Чужой горы чернильные края.

Дай оглянуться - там мои могилы,

Разведка боем, молодость моя!

Под оливами могилу вырыв,

Положили на могилу камень.

На какой земле товарищ вырос?

Под какими плакал облаками?

И бойцы сутулились тоскливо,

Отвернувшись, сглатывали слезы.

Может быть, ему милей оливы

Простодушная печаль березы?

В темноте все листья пахнут летом,

Все могилы сиротливы ночью.

Что придумаешь просторней света,

Человеческой судьбы короче?

И многие другие строки я долго повторяла про себя, долго жила во власти их звучаний, пронзенная тем особенным трепетом, который способна вызывать только истинная поэзия. Вот когда так вздрагивает сердце, я знаю твердо: я читаю настоящие стихи, не просто гладкие, умелые, искусные, а истинные стихи, даже если они подчас не гладки, а скорее корявы и угловаты.

До тех пор я не знала Эренбурга-поэта, а когда много поздней прочла стихи его молодости, они скорее не понравились мне, во всяком случае сердце мое не задрожало.

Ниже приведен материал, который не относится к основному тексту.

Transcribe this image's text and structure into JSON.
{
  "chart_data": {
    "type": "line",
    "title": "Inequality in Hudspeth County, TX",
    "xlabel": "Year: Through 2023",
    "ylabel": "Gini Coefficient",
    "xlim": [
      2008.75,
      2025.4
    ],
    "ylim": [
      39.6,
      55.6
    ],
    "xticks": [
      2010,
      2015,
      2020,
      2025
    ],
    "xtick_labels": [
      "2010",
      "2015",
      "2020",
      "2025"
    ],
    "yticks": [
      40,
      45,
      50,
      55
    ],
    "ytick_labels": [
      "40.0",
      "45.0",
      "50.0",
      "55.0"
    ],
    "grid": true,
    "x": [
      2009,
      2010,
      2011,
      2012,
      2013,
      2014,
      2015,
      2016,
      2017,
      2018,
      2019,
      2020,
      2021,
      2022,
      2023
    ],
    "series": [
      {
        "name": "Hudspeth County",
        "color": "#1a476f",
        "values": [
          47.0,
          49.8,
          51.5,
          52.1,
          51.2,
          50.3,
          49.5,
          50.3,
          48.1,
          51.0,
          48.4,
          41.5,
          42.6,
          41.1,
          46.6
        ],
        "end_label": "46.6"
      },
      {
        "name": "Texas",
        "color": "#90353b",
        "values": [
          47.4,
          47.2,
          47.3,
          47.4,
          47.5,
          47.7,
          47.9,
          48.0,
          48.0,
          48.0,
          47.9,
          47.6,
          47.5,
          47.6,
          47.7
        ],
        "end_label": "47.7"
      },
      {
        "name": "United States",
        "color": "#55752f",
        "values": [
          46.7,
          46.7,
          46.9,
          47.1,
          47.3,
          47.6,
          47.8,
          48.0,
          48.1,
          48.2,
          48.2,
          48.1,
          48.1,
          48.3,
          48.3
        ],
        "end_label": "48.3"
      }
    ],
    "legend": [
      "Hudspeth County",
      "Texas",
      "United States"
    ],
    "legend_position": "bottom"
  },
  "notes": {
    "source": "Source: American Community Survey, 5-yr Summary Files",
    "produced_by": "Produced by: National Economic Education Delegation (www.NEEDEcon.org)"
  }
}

А те, испанские, поразили меня, и удивили, и обрадовали. Тогда-то для меня открылся новый, еще один Эренбург: Эренбург - настоящий поэт. Я хочу быть правильно понятой: не прекрасный поэт, не огромный поэт, не удивительный поэт, но настоящий поэт. Это для меня бесспорно. Оттуда я и веду счет нашему личному знакомству. И так как для меня бесспорно, что и его ко мне человеческий интерес был обусловлен моей работой, то я и смею сделать вывод: нас сдружила поэзия.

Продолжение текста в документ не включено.